The other threat may imply even greater danger. Following Israel’s victory over the 2nd Intifada, PA security forces in the West Bank have for the most part cooperated with the IDF in preventing terrorism, even collaborating at times in the hunt for secret Hamas cells. But if those PA forces were to suddenly cease to exist, if all government apparatus for social services and financial controls were to suddenly disappear, the Palestinian organization most primed and ready to take over would be Hamas; and Hamas would jump at the opportunity. It is perhaps not coincidental that Abbas met late last year with Khaled Mesha’al, the political leader of Hamas, to “…discuss…the present situation and the prospects of getting out of it and working out a national strategy for the future.”
So what Abbas is really trying to tell Netanyahu is that the terms of his letter are the best deal that Israel can hope to get; and if Netanyahu does not play ball, Abbas will step aside and let Hamas mount the 3rd Intifada from the West Bank and the Gaza Strip at the same time. It would take only a bit of stalling by Abbas to interfere with Israel’s assumption of these responsibilities, during which time Hamas steps in.
It is likely that Hamas would jump at the opportunity to rule all of “Palestine” and to launch a multi-front terror war-on-steroids against Israel, precisely because it has been weakened by the loss of its Syrian base due to the Muslim Brotherhood’s support of the revolution in Syria, it has lost Iran’s financial support to competing terror groups in the West Bank and Gaza Strip (such asHizb ut-Tahrir) as punishment for Hamas’ refusal to support Syria’s Assad, and its popularity is in severe decline with its rank-and-file in the Gaza Strip and West Bank due to its lack of sufficient qassam rocket attacks on Israel. So expanded political power and greater latitude to attack Israel is just what Hamas needs to get itself back to its position of primus inter pares amongMuslim terrorist groups.
So what are the real options?
The letter itself is obvious bluster and a postured pretense at peace-making. Some have critiqued it noting that it is full of errors, omissions and outright lies; and it is really nothing more than a rehash of PA demands to which the PA knows Israel cannot accede. As Israeli officials have said in the past, if one agrees to all of the other side’s demands in advance of negotiations, then what does one negotiate about? PA officials know this just as well as do Israeli leaders. The letter is not an opening to peace negotiations. In fact, it is, in all probability, not even addressed to Netanyahu.

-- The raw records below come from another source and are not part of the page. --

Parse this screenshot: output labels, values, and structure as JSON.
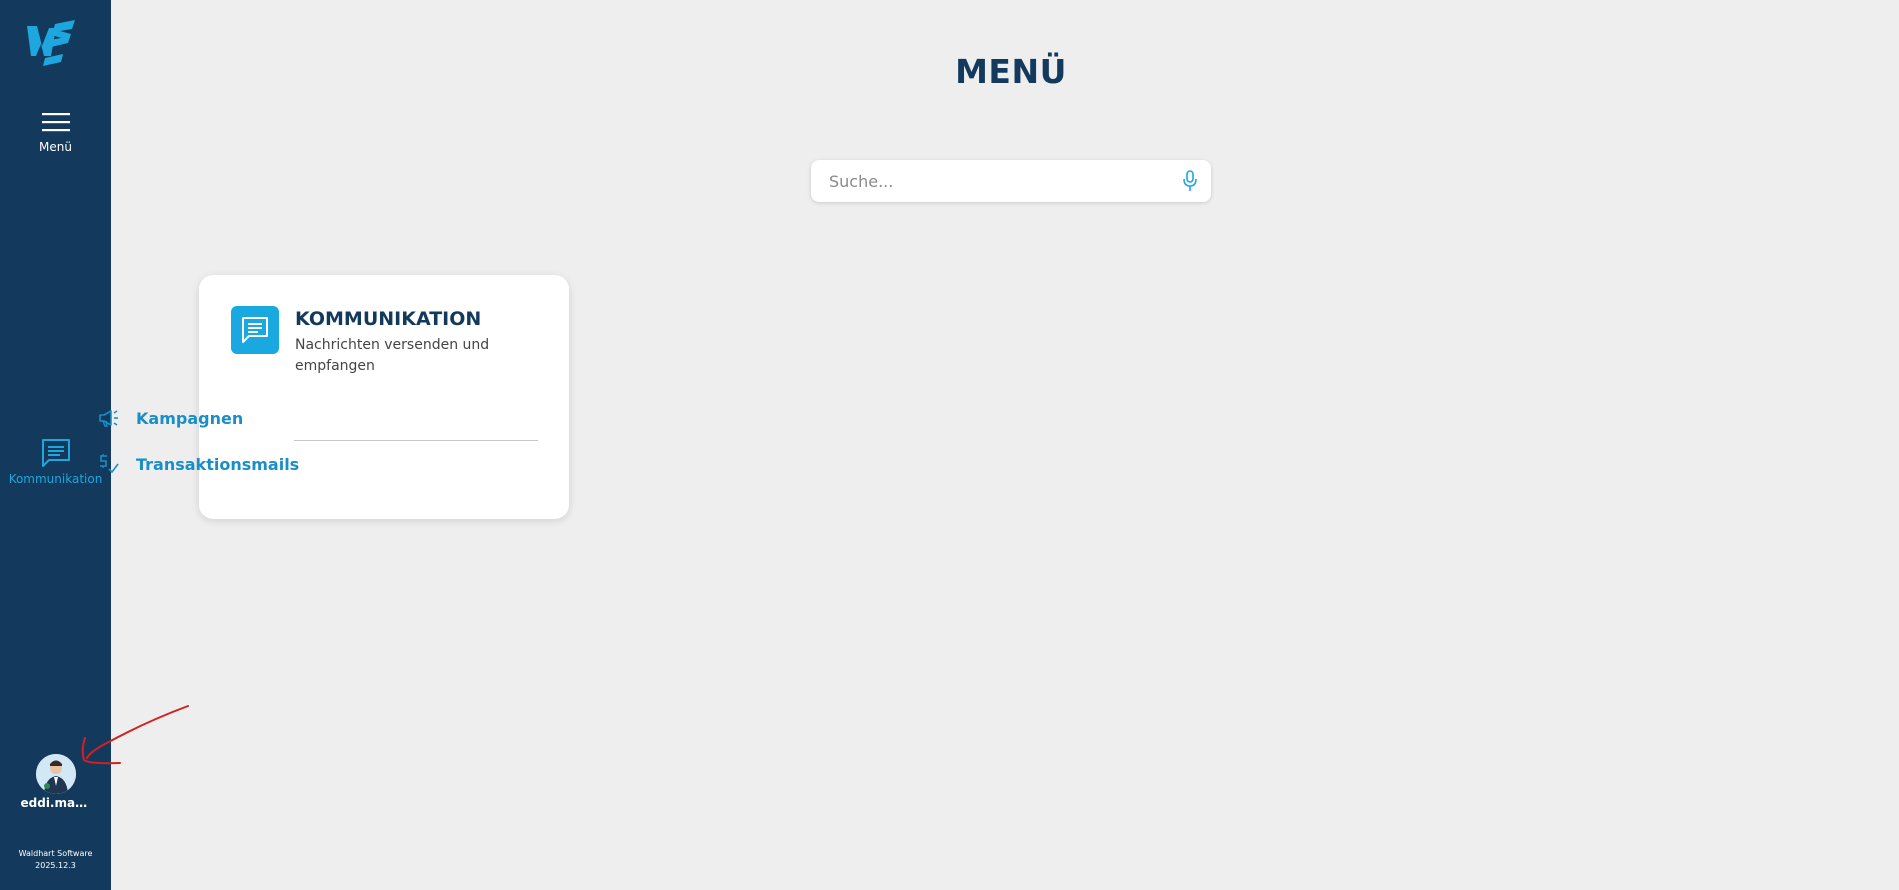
{
  "sidebar": {
    "logo": "ws-logo-icon",
    "menu_label": "Menü",
    "kommunikation_label": "Kommunikation",
    "user_name": "eddi.mail...",
    "version_line1": "Waldhart Software",
    "version_line2": "2025.12.3"
  },
  "main": {
    "title": "MENÜ",
    "search_placeholder": "Suche...",
    "card": {
      "title": "KOMMUNIKATION",
      "subtitle": "Nachrichten versenden und empfangen",
      "links": [
        {
          "label": "Kampagnen",
          "icon": "megaphone-icon"
        },
        {
          "label": "Transaktionsmails",
          "icon": "transaction-check-icon"
        }
      ]
    }
  },
  "colors": {
    "sidebar_bg": "#133a5c",
    "accent": "#19a9e0",
    "link": "#1a8fc7",
    "page_bg": "#eeeeee",
    "annotation": "#d42020"
  }
}
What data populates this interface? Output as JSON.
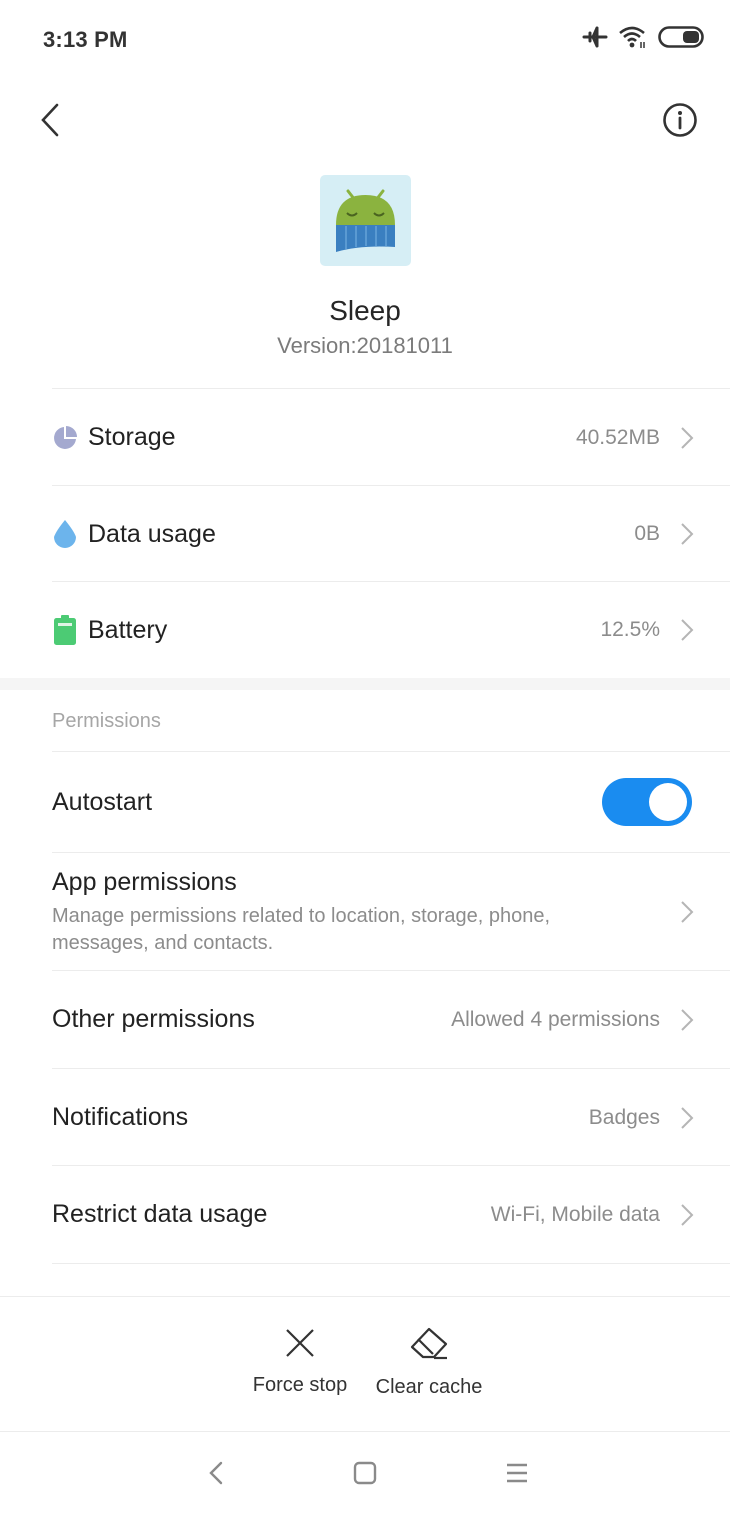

Israeli media sources received leaks from Palestinian leaders about the content of the letter almost a week in advance of the meeting. Yet the Israeli side wanted to keep details of the meeting secret even up to the day of the meeting. For what audienceswere those leaks, obviously in violation of Israel’s desire for secrecy, intended?

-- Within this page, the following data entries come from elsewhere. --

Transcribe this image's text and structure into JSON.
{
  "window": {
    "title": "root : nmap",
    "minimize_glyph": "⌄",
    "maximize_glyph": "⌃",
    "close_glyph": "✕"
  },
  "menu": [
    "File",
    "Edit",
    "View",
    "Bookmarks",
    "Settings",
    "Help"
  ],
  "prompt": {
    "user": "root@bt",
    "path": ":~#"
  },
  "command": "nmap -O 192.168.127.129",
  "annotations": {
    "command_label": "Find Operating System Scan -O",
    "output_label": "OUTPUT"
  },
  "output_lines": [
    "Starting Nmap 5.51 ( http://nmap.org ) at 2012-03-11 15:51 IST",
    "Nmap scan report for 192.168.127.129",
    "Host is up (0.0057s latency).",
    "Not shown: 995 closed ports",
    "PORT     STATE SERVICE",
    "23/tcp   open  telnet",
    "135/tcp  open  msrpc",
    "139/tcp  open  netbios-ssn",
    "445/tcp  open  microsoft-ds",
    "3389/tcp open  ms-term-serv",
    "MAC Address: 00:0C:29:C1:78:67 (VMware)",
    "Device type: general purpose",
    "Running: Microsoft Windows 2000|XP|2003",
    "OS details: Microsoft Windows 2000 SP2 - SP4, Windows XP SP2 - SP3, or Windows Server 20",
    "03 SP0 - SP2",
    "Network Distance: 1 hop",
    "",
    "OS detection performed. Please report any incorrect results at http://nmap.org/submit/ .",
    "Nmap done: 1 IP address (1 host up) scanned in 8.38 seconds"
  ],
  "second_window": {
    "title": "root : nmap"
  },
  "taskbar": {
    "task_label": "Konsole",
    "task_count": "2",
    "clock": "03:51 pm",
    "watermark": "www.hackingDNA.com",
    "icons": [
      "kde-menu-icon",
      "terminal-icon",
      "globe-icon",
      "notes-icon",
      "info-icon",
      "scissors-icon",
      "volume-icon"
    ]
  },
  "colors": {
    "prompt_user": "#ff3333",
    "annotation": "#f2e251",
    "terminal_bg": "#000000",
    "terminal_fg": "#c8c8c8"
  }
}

The same question was asked about Abbas’ op-ed in the New York Times before his UN bid for recognition. He stated clearly and unabashedly that the entry of “Palestine” into the family of nations and its acquisition of UN status as a bona fide state would not end the conflict. Rather such status would enable the PA to ratchet up the conflict to a higher level of political warfare by giving the new state of “Palestine” access to the ICC and ICJ (International Court of Justice) wherein Abbas and complicit partners in evil could support the Palestinian attempts to delegitimize Israel, condemn it as the world’s worst violator of human rights and perpetrator of war crimes, and then pressure Israel’s allies, especially those in the EU, to disassociate from Israel.
Did Abbas think that such threats endeared him to the EU or reduced the likelihood of American pressure against his bid? More likely, his audience for these comments was not those to whom he spoke, but rather those in the Arab world and their collaborators elsewhere who do not want to see the conflict end until Israel is destroyed. For that audience, Abbas’ anti-Israel credentials have been eroded by his cooperation with Israel, by his PA security forces’ collaboration with Israel, and by the relatively terror-free calm of the West Bank since Israel’s defeat of the 2nd Intifada. His statement to the world of Israel-haters was clear: He is still at it, working with lawfare and BDS and delegitimization and accusations of war crimes, rather than with qassams and suicide bombers; but the end game is the same — Palestine from the river to the sea.
And this is probably the case with the letter to Netanyahu. By leaking its contents prematurely, he told his constituency and financial supporters and other partners in evil that he is still in a better position than Hamas to bring about Israel’s demise, despite his temporary setbacks at the UN and ICC.